Between October 2021 and June 2022, over 345,000 people were displaced due to the drought, which also caused an increase in cross-border movements due to natural disasters and food insecurity.

‘We are happy to have been involved in this CESVI project that combines many of the themes we address daily, such as water, climate, and migration, in a continent like Africa that often has no voice. Creating a podcast with Valerio Nicolosi is even more valuable,’ commented Tommaso Perrone, editor-in-chief of LifeGate. ‘We see the effects of the climate crisis before our eyes, with extreme weather events now daily occurrences, and it is important to realise what is happening in seemingly distant territories to understand how to create common solutions.’
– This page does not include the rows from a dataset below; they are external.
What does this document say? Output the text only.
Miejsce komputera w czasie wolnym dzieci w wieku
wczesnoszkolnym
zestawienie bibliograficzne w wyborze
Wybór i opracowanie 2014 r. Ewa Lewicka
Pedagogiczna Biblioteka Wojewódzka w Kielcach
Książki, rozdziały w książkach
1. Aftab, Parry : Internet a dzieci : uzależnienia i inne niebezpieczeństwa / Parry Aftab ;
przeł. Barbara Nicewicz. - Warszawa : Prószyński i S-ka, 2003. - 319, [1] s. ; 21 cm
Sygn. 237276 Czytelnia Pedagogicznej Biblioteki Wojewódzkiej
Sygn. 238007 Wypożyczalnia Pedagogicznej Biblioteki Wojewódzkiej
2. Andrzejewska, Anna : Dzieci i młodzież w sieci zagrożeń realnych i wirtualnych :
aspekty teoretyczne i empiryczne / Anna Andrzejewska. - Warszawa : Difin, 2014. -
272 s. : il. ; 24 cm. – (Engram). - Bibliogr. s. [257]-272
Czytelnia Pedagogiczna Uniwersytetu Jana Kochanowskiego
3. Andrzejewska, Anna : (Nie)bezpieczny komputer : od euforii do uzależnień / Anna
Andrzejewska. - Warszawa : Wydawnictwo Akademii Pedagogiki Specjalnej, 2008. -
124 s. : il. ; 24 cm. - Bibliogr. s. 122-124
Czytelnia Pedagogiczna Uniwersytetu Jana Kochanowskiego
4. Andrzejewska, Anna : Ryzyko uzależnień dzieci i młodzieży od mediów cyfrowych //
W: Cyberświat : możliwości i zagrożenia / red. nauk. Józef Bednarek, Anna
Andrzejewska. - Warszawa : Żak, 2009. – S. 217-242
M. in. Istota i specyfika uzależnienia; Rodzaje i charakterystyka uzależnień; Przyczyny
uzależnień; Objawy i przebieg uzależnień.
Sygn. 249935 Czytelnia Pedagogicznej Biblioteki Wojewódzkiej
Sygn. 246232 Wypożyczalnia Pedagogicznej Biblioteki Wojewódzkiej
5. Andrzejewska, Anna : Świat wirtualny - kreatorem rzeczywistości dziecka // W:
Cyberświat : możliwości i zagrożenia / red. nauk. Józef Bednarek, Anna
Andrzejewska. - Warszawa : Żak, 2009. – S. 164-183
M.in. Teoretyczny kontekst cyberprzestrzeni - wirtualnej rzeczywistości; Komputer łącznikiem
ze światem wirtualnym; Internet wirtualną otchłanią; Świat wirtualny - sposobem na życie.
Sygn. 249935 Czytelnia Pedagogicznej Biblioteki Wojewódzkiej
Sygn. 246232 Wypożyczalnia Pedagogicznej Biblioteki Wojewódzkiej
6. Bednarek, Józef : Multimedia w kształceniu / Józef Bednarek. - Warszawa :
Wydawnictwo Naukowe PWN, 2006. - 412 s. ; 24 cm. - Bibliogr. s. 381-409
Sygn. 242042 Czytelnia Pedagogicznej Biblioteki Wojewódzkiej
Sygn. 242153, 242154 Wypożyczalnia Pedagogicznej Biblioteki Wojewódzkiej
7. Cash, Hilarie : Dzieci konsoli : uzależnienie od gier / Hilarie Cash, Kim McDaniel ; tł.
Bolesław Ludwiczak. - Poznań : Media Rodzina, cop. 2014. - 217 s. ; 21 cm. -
‘Climate change is a bitter reality before everyone’s eyes. We are witnessing increasingly devastating climatic disasters in every corner of the planet, and if we think that what happens in Europe and Italy is dramatic, we must look up to countries already long affected by the climate crisis, simultaneously battered by poverty, diseases, and wars, to grasp how climate change is impacting people’s lives, exacerbating inequalities, injustices, and the drama of climate refugees. In the Borena area, we have seen with our own eyes what it means to die of hunger and thirst and, at the same time, the dignity of a population on the brink, trying not to give up,’ declares Roberto Vignola, Deputy General Manager of CESVI. ‘Being able to tell all this in a podcast, CESVI’s first ever, with the voice of Valerio Nicolosi and together with LifeGate, is a source of deep pride for us. We are sure that this project will not leave listeners indifferent, as they will be catapulted into a deeply touching reality.’

‘Borena: The land Without Rain’ is produced within the framework of the HUDEPE project, in the agro-pastoralist displaced and resident communities in Borena, supported by the Italian Agency for Development Cooperation.